For the second plan in a row we were also able to use the rover arm, due to the rover having parked in a stable position — not always a given in this terrain! This enabled us to plan a pair of compositional measurements by the APXS on a bedrock target (“Solstice Canyon”) to assess both the bedrock composition after dust removal and the effect of the ubiquitous dust on the instrument at other locations where the rock cannot be brushed. Our other compositional measurement tool, the LIBS, was also recruited for a co-targeted measurement on Solstice Canyon.
The second LIBS measurement and a MAHLI observation went to the one distinctive, potentially diagenetic, feature visible among all of the light-toned workspace blocks, a small grayish patch that looks like a vein or a coating in the images available at planning (“Black Oak”). The planned observations will give us both the composition and morphology of it in much greater detail.

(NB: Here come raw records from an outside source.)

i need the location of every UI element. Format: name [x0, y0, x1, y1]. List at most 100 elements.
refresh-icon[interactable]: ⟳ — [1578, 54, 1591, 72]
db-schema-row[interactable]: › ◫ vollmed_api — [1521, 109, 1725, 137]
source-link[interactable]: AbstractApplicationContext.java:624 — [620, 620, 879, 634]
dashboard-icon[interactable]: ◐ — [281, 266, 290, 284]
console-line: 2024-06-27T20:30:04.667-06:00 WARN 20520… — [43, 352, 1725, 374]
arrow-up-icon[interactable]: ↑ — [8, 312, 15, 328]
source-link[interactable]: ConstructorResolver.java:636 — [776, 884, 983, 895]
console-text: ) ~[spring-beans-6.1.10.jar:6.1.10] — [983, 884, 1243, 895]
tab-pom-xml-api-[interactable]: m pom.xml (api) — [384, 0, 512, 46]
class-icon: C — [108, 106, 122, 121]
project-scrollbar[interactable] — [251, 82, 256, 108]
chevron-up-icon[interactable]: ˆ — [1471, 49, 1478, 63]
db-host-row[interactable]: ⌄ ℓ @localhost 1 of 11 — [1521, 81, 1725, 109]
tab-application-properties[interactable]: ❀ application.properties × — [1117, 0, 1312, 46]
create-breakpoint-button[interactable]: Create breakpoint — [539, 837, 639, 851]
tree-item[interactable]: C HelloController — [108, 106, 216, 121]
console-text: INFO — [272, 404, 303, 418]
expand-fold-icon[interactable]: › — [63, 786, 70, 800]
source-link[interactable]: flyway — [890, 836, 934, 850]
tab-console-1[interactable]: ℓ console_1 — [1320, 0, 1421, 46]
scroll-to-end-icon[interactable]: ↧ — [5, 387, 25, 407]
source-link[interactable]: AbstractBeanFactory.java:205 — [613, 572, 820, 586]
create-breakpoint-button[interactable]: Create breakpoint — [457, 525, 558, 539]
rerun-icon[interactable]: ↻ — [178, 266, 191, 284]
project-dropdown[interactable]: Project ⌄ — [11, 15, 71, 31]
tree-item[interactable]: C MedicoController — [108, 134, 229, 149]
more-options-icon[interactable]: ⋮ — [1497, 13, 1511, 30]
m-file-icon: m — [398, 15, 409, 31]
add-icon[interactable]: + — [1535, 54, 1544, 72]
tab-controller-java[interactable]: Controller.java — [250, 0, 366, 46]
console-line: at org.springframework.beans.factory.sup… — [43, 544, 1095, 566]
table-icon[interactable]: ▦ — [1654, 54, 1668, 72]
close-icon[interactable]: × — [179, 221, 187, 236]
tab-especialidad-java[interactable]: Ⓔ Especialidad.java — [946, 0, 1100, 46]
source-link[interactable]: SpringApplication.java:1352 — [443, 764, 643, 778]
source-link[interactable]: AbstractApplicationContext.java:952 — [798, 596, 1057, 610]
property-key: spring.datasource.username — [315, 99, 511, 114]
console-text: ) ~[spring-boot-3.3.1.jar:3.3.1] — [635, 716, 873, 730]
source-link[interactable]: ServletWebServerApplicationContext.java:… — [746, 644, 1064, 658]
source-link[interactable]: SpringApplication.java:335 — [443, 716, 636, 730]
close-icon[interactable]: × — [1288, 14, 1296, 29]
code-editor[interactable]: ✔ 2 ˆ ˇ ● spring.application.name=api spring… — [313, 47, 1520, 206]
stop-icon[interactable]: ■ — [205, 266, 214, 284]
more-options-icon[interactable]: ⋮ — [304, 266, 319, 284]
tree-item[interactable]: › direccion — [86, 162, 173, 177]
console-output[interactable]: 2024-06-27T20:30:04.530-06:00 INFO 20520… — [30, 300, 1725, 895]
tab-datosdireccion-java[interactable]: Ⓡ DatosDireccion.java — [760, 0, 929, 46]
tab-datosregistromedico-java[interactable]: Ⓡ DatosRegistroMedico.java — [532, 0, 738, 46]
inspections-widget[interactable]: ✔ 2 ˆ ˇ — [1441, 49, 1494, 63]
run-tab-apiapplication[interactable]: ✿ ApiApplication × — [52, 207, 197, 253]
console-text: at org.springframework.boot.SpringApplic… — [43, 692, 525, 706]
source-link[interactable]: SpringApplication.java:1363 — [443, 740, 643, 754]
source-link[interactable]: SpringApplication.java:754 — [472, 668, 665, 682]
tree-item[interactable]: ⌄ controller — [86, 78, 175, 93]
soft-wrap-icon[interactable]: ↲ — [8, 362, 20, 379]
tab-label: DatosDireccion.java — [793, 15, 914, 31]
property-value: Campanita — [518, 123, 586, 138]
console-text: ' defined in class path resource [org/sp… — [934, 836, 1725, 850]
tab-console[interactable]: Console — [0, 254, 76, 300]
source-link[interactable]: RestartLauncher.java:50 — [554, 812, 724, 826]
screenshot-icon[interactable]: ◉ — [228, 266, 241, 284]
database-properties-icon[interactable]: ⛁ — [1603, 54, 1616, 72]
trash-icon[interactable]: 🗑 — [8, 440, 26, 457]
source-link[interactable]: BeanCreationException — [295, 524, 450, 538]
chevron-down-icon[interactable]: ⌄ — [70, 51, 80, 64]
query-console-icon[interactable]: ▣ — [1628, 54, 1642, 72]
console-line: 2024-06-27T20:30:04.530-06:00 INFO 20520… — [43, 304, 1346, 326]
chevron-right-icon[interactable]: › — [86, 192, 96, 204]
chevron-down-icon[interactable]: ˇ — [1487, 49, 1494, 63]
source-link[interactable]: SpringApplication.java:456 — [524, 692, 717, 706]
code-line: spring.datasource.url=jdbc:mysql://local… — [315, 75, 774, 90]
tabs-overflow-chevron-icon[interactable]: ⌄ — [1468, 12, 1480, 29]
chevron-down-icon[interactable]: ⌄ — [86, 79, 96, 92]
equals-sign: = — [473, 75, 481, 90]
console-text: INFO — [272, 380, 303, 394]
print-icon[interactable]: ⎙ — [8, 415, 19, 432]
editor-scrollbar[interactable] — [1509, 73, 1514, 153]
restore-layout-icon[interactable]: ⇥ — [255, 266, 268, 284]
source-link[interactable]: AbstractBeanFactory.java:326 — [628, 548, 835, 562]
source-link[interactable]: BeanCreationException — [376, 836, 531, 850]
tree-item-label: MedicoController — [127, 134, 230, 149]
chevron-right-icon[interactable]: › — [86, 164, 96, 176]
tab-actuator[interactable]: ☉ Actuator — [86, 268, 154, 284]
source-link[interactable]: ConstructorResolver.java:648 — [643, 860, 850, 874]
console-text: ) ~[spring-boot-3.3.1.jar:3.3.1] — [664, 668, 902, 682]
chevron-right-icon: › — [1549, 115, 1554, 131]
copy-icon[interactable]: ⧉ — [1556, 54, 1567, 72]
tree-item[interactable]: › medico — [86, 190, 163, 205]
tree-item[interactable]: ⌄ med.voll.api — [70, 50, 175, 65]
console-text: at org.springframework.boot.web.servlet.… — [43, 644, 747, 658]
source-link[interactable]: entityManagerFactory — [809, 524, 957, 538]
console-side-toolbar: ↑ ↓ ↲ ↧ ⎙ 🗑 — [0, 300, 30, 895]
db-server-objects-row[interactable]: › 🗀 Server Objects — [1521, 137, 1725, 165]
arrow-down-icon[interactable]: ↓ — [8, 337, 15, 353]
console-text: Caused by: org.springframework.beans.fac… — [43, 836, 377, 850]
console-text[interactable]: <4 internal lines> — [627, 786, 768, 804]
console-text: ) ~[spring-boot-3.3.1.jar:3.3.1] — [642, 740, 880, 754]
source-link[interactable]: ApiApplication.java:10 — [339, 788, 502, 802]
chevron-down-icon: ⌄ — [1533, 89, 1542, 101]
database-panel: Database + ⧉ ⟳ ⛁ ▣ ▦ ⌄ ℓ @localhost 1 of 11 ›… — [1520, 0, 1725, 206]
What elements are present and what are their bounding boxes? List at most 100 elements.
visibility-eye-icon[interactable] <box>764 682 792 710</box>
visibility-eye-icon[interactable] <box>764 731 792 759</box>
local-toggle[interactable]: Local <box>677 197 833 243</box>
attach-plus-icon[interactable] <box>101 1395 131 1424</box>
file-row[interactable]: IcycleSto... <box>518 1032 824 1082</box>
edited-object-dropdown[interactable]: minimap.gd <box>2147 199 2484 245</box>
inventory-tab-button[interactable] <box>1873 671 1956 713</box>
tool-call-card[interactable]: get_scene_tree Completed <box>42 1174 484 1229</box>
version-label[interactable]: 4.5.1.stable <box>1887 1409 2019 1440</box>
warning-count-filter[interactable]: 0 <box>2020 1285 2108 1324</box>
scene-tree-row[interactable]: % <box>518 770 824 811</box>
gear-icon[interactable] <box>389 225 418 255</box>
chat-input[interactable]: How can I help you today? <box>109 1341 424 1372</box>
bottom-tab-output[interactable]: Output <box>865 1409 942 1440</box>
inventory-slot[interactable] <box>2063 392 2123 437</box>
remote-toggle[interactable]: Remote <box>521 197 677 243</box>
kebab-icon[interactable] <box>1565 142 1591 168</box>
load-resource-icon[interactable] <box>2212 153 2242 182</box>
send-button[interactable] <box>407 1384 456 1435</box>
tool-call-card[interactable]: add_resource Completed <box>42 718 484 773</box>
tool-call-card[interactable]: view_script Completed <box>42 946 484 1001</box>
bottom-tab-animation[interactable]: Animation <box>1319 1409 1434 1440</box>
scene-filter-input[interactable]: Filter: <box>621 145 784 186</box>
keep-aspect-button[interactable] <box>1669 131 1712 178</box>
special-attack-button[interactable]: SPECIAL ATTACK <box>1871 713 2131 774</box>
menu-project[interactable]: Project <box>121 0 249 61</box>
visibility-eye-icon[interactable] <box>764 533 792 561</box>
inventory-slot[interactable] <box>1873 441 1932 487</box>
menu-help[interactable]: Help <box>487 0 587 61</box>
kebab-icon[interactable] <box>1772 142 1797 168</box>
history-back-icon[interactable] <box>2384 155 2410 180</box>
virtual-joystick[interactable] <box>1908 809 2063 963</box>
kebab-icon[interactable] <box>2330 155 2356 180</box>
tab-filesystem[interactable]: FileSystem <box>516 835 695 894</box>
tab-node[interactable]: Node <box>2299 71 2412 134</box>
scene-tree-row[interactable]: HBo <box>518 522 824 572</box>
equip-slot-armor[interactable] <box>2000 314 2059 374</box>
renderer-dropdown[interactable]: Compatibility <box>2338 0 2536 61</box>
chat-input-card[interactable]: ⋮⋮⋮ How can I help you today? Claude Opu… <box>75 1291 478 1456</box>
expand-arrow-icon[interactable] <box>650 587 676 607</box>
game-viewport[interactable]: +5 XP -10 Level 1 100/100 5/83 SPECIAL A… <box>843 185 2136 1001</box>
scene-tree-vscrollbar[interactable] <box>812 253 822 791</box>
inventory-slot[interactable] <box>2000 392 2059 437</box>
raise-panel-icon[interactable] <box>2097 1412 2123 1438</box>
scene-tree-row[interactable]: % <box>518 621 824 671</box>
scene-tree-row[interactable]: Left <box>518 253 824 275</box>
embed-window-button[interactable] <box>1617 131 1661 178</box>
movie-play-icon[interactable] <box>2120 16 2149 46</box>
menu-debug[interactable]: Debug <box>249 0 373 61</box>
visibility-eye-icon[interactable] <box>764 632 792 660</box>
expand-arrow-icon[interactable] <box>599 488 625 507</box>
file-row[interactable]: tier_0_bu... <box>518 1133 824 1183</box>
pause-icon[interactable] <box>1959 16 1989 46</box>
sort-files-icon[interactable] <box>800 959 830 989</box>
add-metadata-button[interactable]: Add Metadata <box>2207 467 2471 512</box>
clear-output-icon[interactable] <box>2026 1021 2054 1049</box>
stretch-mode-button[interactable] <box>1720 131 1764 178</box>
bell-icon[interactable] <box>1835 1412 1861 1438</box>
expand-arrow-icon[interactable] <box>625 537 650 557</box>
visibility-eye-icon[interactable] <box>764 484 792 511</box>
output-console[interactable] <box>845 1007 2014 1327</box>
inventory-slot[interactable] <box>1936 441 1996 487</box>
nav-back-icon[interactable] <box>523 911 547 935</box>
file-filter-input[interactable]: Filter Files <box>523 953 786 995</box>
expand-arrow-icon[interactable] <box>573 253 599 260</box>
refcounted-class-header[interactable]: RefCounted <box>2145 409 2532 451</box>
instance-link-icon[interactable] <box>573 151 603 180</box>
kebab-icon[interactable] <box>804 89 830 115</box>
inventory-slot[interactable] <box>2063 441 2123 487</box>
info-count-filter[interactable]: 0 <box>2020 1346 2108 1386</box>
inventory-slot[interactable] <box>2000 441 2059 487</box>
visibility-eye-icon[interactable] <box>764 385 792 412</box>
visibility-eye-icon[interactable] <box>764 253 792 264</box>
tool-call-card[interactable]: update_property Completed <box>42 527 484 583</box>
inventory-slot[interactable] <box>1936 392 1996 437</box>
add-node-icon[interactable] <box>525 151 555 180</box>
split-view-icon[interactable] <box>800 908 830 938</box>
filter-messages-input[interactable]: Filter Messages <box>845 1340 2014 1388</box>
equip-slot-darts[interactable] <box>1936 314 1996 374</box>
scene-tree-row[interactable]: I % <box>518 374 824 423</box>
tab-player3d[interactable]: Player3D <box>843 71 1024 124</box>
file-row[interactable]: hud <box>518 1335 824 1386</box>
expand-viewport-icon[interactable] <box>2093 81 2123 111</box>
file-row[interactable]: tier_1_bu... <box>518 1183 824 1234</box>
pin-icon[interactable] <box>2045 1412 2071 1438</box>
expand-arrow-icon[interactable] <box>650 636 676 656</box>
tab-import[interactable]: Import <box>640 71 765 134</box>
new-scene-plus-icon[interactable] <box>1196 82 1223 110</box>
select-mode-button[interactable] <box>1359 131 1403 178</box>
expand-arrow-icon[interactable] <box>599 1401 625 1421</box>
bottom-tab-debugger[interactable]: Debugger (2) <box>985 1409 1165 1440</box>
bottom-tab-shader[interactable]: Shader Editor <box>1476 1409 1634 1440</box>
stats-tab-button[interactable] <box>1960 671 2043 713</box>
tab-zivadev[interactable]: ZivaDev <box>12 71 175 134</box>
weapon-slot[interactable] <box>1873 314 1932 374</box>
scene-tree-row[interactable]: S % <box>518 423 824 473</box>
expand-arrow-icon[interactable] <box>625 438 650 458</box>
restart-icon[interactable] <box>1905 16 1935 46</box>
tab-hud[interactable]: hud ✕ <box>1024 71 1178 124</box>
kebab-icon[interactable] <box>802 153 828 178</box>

A long-distance RMI imaging mosaic was planned to investigate some ridges on an as-yet-unnamed butte off to the west. The ridges may be evidence of the same type of diagenetic activity that produced the boxwork structures that are the next major science target for Curiosity. A passive spectral raster was also planned for a potential boxwork region. As we won’t be able to rove to every potential boxwork on Aeolis Mons, longer-distance views such as these can give us a sense of how widespread the boxwork-forming activity may have been.
Mastcam imaging included some follow-up on a hummocky sedimentary feature (“Pino Alto”) and documentation of textures in the nearby local bedrock (“Piedra Blanca”) as well as documentation imagery for the two LIBS targets.
Finally, the modern Martian atmosphere was investigated with measurements by APXS and the ChemCam passive imager to track abundances of argon and oxygen, respectively, as they vary with the Martian seasons.